Imagem. Fonte: Hal Blumenfeld, 2a edição, página 245. Legenda: padrão de déficit motor e sensitivo (representado em roxo) em pacientes com lesão do território da ACA.
Hemianopsia homônima contralateral. Ora, essa artéria é responsável pela irrigação dos lobos occipitais, onde se encontra a representação cerebral dos campos visuais. Segue uma imagem de como ficaria o campo visual de um paciente com AVC de ACP direita:
OLHO ESQUERDO | OLHO DIREITO |
Imagem. Fonte: Hal Blumenfeld, 2a edição, página 474. Legenda: hemianopsia homônima esquerda (déficit de campos visuais representado em roxo). É o déficit esperado em AVC de ACP.

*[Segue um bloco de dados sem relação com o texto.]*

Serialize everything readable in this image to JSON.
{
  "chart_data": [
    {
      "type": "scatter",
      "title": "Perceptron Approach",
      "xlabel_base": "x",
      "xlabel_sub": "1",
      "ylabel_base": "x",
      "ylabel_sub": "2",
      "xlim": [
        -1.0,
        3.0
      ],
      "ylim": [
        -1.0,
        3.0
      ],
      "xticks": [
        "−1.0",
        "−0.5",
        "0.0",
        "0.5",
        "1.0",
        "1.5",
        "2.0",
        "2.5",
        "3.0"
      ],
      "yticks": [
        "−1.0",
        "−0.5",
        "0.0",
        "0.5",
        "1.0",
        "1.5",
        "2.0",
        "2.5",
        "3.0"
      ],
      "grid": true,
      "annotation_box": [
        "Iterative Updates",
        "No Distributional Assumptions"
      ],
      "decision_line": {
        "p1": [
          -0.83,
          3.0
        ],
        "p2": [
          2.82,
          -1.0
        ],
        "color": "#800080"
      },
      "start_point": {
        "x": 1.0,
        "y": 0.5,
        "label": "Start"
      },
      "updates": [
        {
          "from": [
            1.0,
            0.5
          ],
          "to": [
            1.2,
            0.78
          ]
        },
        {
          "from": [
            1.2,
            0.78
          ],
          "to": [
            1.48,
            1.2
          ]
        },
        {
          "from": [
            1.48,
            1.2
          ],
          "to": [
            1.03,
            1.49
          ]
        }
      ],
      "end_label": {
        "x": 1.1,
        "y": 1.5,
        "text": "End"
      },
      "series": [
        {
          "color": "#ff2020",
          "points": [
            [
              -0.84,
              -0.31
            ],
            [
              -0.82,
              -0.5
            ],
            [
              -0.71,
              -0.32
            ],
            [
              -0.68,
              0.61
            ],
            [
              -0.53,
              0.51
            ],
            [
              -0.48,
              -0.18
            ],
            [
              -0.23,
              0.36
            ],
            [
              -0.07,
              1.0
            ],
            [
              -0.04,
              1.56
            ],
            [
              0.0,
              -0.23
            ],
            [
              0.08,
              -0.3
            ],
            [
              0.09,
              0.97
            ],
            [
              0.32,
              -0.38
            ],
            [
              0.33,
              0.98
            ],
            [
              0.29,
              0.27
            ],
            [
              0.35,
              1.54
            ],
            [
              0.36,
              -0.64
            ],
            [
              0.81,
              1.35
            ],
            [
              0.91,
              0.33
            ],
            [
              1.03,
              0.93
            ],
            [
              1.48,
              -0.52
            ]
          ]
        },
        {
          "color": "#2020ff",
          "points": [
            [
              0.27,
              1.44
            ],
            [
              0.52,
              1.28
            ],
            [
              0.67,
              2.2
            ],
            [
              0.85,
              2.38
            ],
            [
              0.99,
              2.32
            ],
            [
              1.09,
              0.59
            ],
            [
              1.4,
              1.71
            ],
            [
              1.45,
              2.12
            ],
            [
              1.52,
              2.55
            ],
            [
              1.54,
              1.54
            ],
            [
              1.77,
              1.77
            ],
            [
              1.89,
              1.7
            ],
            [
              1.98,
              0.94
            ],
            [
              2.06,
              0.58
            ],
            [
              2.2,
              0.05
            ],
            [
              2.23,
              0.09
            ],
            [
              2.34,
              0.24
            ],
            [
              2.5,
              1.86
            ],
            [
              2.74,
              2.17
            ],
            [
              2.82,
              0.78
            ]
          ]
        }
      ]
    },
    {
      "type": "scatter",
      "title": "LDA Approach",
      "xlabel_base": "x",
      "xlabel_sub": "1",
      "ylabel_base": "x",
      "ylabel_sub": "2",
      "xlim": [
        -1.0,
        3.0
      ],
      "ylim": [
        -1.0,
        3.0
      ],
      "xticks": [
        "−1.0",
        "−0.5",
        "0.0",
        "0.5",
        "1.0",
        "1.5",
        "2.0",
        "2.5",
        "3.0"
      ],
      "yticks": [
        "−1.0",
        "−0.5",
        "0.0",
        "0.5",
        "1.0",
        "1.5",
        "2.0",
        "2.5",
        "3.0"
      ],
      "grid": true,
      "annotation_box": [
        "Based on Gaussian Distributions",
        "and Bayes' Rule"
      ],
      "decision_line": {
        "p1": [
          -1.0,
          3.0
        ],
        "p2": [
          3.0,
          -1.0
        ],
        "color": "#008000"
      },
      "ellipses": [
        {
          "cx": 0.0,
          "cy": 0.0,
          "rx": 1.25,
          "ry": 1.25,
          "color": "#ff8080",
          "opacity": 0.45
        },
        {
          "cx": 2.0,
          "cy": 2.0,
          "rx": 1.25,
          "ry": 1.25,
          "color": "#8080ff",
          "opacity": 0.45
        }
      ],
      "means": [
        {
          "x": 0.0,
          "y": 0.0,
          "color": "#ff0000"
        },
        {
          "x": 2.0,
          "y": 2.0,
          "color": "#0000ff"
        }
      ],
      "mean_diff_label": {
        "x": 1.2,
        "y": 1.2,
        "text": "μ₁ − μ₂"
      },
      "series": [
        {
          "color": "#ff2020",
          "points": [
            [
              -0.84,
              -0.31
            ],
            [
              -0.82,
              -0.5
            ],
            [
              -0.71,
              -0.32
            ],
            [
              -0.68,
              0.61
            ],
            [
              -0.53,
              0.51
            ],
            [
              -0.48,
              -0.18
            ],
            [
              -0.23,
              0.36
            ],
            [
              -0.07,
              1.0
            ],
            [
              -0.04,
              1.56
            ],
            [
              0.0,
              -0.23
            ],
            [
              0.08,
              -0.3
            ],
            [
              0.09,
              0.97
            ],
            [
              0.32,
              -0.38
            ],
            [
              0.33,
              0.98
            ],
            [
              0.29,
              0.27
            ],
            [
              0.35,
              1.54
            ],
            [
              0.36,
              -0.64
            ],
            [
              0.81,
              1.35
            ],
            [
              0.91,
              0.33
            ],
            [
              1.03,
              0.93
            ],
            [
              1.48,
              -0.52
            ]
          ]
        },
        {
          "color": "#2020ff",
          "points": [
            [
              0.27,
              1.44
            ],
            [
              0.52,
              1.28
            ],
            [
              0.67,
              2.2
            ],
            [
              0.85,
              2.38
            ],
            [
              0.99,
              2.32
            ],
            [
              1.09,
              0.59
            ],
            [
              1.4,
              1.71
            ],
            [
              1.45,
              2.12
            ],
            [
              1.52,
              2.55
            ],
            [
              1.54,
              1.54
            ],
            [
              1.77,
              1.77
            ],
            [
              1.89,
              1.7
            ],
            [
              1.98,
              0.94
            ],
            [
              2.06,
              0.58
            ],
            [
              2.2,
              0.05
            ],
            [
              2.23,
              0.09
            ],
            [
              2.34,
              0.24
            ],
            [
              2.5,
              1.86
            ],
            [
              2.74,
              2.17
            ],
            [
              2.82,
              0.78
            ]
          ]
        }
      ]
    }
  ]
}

Múltiplos sintomas de tronco e cerebelo são possíveis. O que te ajuda a topografar nesse território, em prova, serão náuseas, vômitos, disartria grave, disfagia, diplopia, ataxia, nistagmo, desalinhamento ocular, tetraparesia, síndrome de Horner e, especialmente, SÍNDROMES ALTERNAS (síndromes clínicas de AVC peculiares, em que um nervo craniano é acometido de um lado e hemicorpo acometido é acometido do outro). Vai um exemplo abaixo de um AVC de tronco encefálico (especificamente da ponte), com paralisia facial periférica ipsilateral à lesão e hemiparesia contralateral:
Imagem. Fonte: Hal Blumenfeld, 2a edição, página 244. Legenda: síndrome alterna por lesão pontina, com fraqueza contralateral e paralisia facial periférica ipsilateral (pode ser chamada de síndrome de Foville ou Millard-Gubler).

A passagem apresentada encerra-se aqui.